Kalau kita bicara BI Rate, kalau outlook pertumbuhan 6,5-6,6%, inflasi 4,9-5%, saya kira there is no reason, so far, kita perlu mengubah strategi BI Rate. Kedua, terkait dengan fokus dari policy, terus melakukan stabilisasi nilai tukar agar current accountnya bisa turun sekitar 2%. Itu yang terus kita lakukan. Kemudian trusty kita sudah keluarkan untuk bank-bank yang besar. Kita sudah buka business trusty. Dari sisi banking, policy-policy adalah bagaimana mendorong intermediasi, termasuk yang mikro. Di samping trusty, policy lain adalah multilicensing.
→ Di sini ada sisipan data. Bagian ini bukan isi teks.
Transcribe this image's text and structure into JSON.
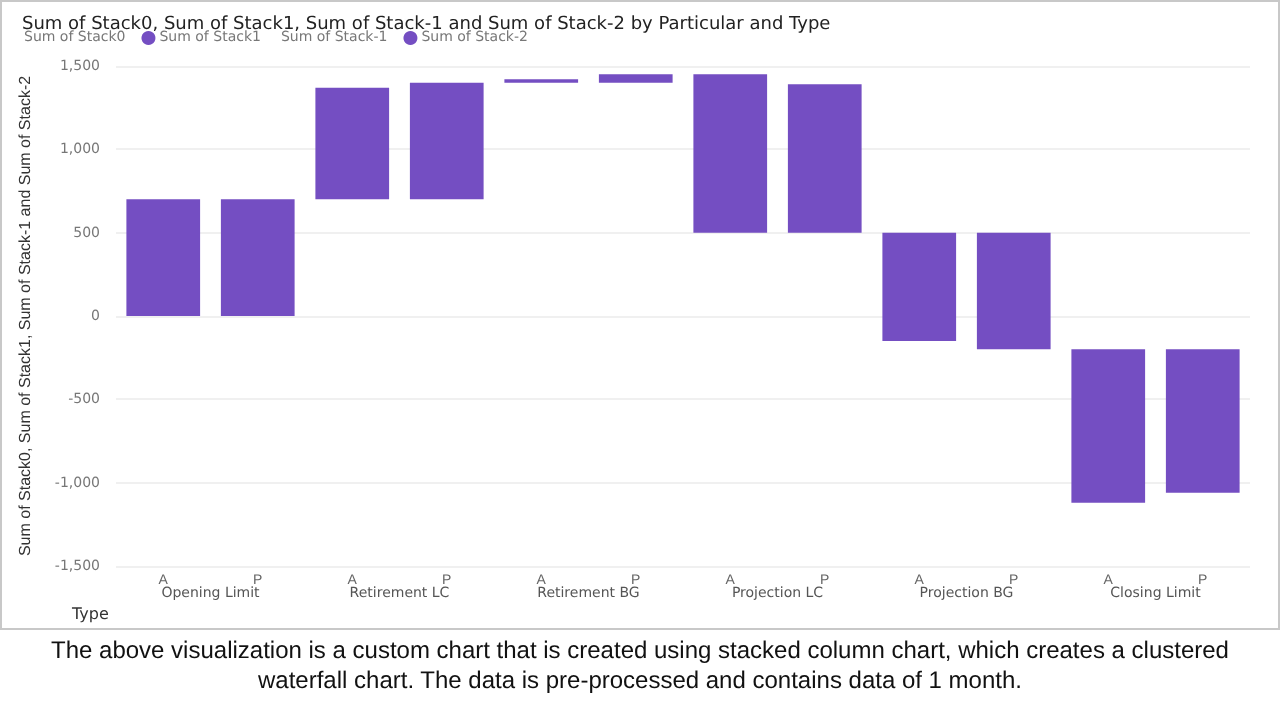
{
  "chart_data": {
    "type": "bar",
    "title": "Sum of Stack0, Sum of Stack1, Sum of Stack-1 and Sum of Stack-2 by Particular and Type",
    "xlabel": "Type",
    "ylabel": "Sum of Stack0, Sum of Stack1, Sum of Stack-1 and Sum of Stack-2",
    "categories": [
      "A",
      "P",
      "A",
      "P",
      "A",
      "P",
      "A",
      "P",
      "A",
      "P",
      "A",
      "P"
    ],
    "series": [
      {
        "name": "Sum of Stack1",
        "color": "#744ec2",
        "base": [
          0,
          0,
          700,
          700,
          1400,
          1400,
          500,
          500,
          0,
          0,
          null,
          null
        ],
        "values": [
          700,
          700,
          670,
          700,
          20,
          50,
          950,
          890,
          500,
          500,
          null,
          null
        ]
      },
      {
        "name": "Sum of Stack-2",
        "color": "#744ec2",
        "base": [
          null,
          null,
          null,
          null,
          null,
          null,
          null,
          null,
          0,
          0,
          -200,
          -200
        ],
        "values": [
          null,
          null,
          null,
          null,
          null,
          null,
          null,
          null,
          -150,
          -200,
          -920,
          -860
        ]
      }
    ],
    "ylim": [
      -1500,
      1500
    ],
    "yticks": [
      {
        "value": -1500,
        "label": "-1,500"
      },
      {
        "value": -1000,
        "label": "-1,000"
      },
      -500,
      0,
      500,
      {
        "value": 1000,
        "label": "1,000"
      },
      {
        "value": 1500,
        "label": "1,500"
      }
    ],
    "grid": "y",
    "legend": "top left",
    "annotations": [
      "Opening Limit",
      "Retirement LC",
      "Retirement BG",
      "Projection LC",
      "Projection BG",
      "Closing Limit",
      "Sum of Stack0",
      "Sum of Stack-1",
      "The above visualization is a custom chart that is created using stacked column chart, which creates a clustered waterfall chart. The data is pre-processed and contains data of 1 month."
    ]
  }
}
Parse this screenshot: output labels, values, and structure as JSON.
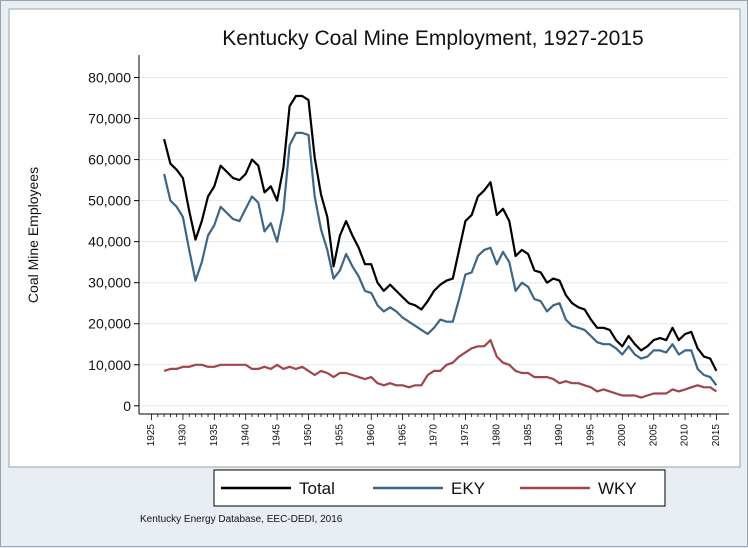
{
  "chart_data": {
    "type": "line",
    "title": "Kentucky Coal Mine Employment, 1927-2015",
    "xlabel": "",
    "ylabel": "Coal Mine Employees",
    "xlim": [
      1923,
      2017
    ],
    "ylim": [
      -2000,
      85000
    ],
    "yticks": [
      0,
      10000,
      20000,
      30000,
      40000,
      50000,
      60000,
      70000,
      80000
    ],
    "ytick_labels": [
      "0",
      "10,000",
      "20,000",
      "30,000",
      "40,000",
      "50,000",
      "60,000",
      "70,000",
      "80,000"
    ],
    "xticks": [
      1925,
      1930,
      1935,
      1940,
      1945,
      1950,
      1955,
      1960,
      1965,
      1970,
      1975,
      1980,
      1985,
      1990,
      1995,
      2000,
      2005,
      2010,
      2015
    ],
    "grid": true,
    "legend_position": "bottom",
    "note": "Kentucky Energy Database, EEC-DEDI, 2016",
    "x": [
      1927,
      1928,
      1929,
      1930,
      1931,
      1932,
      1933,
      1934,
      1935,
      1936,
      1937,
      1938,
      1939,
      1940,
      1941,
      1942,
      1943,
      1944,
      1945,
      1946,
      1947,
      1948,
      1949,
      1950,
      1951,
      1952,
      1953,
      1954,
      1955,
      1956,
      1957,
      1958,
      1959,
      1960,
      1961,
      1962,
      1963,
      1964,
      1965,
      1966,
      1967,
      1968,
      1969,
      1970,
      1971,
      1972,
      1973,
      1974,
      1975,
      1976,
      1977,
      1978,
      1979,
      1980,
      1981,
      1982,
      1983,
      1984,
      1985,
      1986,
      1987,
      1988,
      1989,
      1990,
      1991,
      1992,
      1993,
      1994,
      1995,
      1996,
      1997,
      1998,
      1999,
      2000,
      2001,
      2002,
      2003,
      2004,
      2005,
      2006,
      2007,
      2008,
      2009,
      2010,
      2011,
      2012,
      2013,
      2014,
      2015
    ],
    "series": [
      {
        "name": "Total",
        "color": "#000000",
        "values": [
          65000,
          59000,
          57500,
          55500,
          47500,
          40500,
          45000,
          51000,
          53500,
          58500,
          57000,
          55500,
          55000,
          56500,
          60000,
          58500,
          52000,
          53500,
          50000,
          58000,
          73000,
          75500,
          75500,
          74500,
          60500,
          51500,
          46000,
          34000,
          41500,
          45000,
          41500,
          38500,
          34500,
          34500,
          30000,
          28000,
          29500,
          28000,
          26500,
          25000,
          24500,
          23500,
          25500,
          28000,
          29500,
          30500,
          31000,
          38000,
          45000,
          46500,
          51000,
          52500,
          54500,
          46500,
          48000,
          45000,
          36500,
          38000,
          37000,
          33000,
          32500,
          30000,
          31000,
          30500,
          27000,
          25000,
          24000,
          23500,
          21000,
          19000,
          19000,
          18500,
          16000,
          14500,
          17000,
          15000,
          13500,
          14500,
          16000,
          16500,
          16000,
          19000,
          16000,
          17500,
          18000,
          14000,
          12000,
          11500,
          8500
        ]
      },
      {
        "name": "EKY",
        "color": "#3d6585",
        "values": [
          56500,
          50000,
          48500,
          46000,
          38000,
          30500,
          35000,
          41500,
          44000,
          48500,
          47000,
          45500,
          45000,
          48000,
          51000,
          49500,
          42500,
          44500,
          40000,
          47500,
          63500,
          66500,
          66500,
          66000,
          51000,
          43000,
          38000,
          31000,
          33000,
          37000,
          34000,
          31500,
          28000,
          27500,
          24500,
          23000,
          24000,
          23000,
          21500,
          20500,
          19500,
          18500,
          17500,
          19000,
          21000,
          20500,
          20500,
          26000,
          32000,
          32500,
          36500,
          38000,
          38500,
          34500,
          37500,
          35000,
          28000,
          30000,
          29000,
          26000,
          25500,
          23000,
          24500,
          25000,
          21000,
          19500,
          19000,
          18500,
          17000,
          15500,
          15000,
          15000,
          14000,
          12500,
          14500,
          12500,
          11500,
          12000,
          13500,
          13500,
          13000,
          15000,
          12500,
          13500,
          13500,
          9000,
          7500,
          7000,
          5000
        ]
      },
      {
        "name": "WKY",
        "color": "#a0454a",
        "values": [
          8500,
          9000,
          9000,
          9500,
          9500,
          10000,
          10000,
          9500,
          9500,
          10000,
          10000,
          10000,
          10000,
          10000,
          9000,
          9000,
          9500,
          9000,
          10000,
          9000,
          9500,
          9000,
          9500,
          8500,
          7500,
          8500,
          8000,
          7000,
          8000,
          8000,
          7500,
          7000,
          6500,
          7000,
          5500,
          5000,
          5500,
          5000,
          5000,
          4500,
          5000,
          5000,
          7500,
          8500,
          8500,
          10000,
          10500,
          12000,
          13000,
          14000,
          14500,
          14500,
          16000,
          12000,
          10500,
          10000,
          8500,
          8000,
          8000,
          7000,
          7000,
          7000,
          6500,
          5500,
          6000,
          5500,
          5500,
          5000,
          4500,
          3500,
          4000,
          3500,
          3000,
          2500,
          2500,
          2500,
          2000,
          2500,
          3000,
          3000,
          3000,
          4000,
          3500,
          4000,
          4500,
          5000,
          4500,
          4500,
          3500
        ]
      }
    ]
  }
}
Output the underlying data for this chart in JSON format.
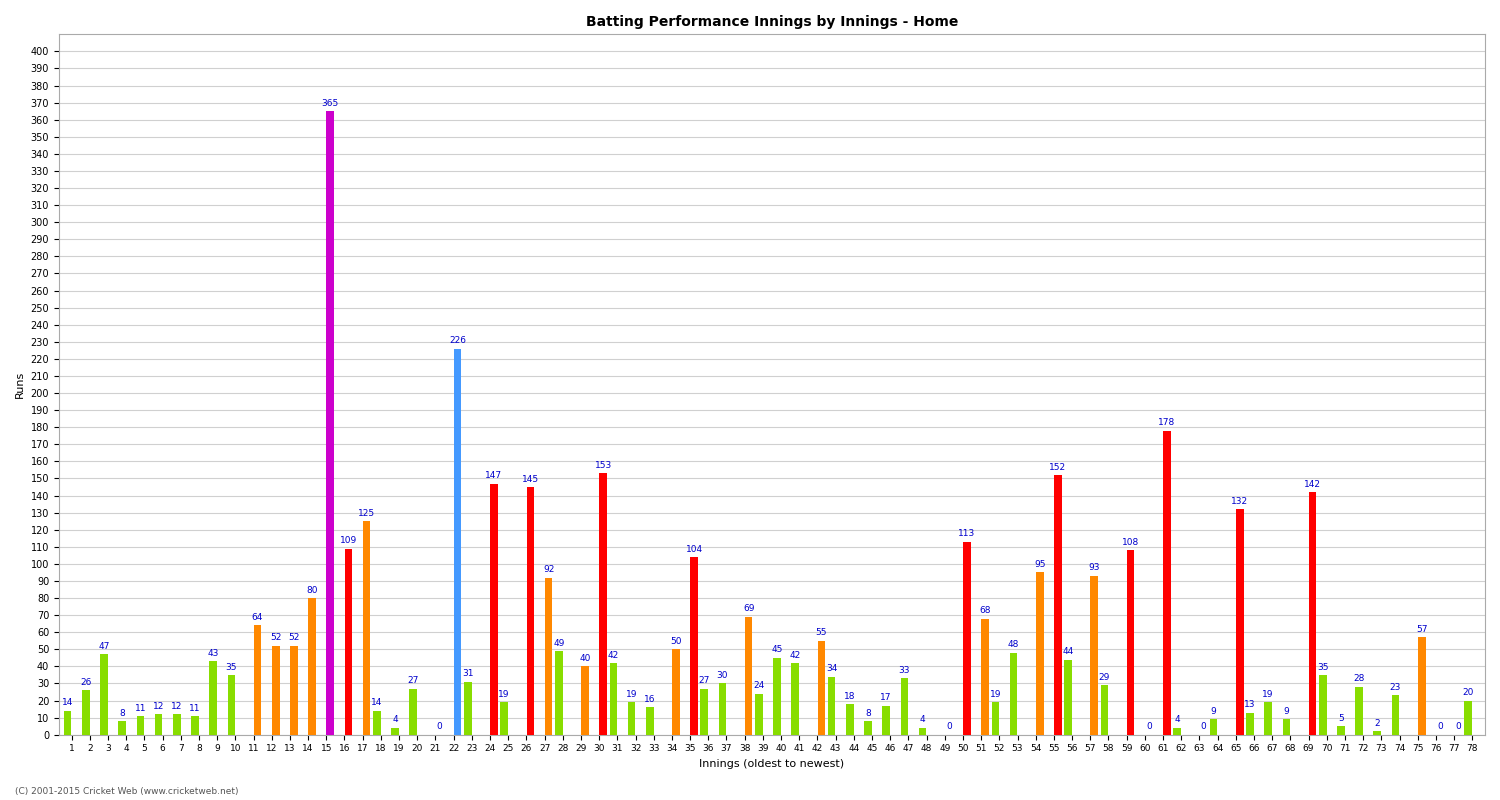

Multilicensing bahwa networking akan terbentuk dari modal, governance, dan kemampuan menyalurkan UMKM. Semakin banyak, akan ada bonus untuk membuka cabang. Bank-bank harus menyalurkan kredit UMKM minimal 20% secara bertahap. Kemudian juga transparansi suku bunga dasar kredit untuk mikro, sebagian besar kita aplikasikan untuk yang mikro. Barang bisnis yang lain adalah brancheless banking. Bank-bank tidak harus membuka cabang yang makro-makro, over rate besar, tapi bisa melalui keagenan bank. Terakhir kami ingin mendorong payment system. Kami baru bicara dengan bank-bank besar, pelaku-pelaku besar, apakah Telkom dan XL, bagaimana memperluas akses financial inclution, untuk yang kecil. Jadi dari global, regional, policy dari BI adalah bagaimana ikut memperkuat struktur ekonomi khususnya untuk middle dan small banking. (EVA)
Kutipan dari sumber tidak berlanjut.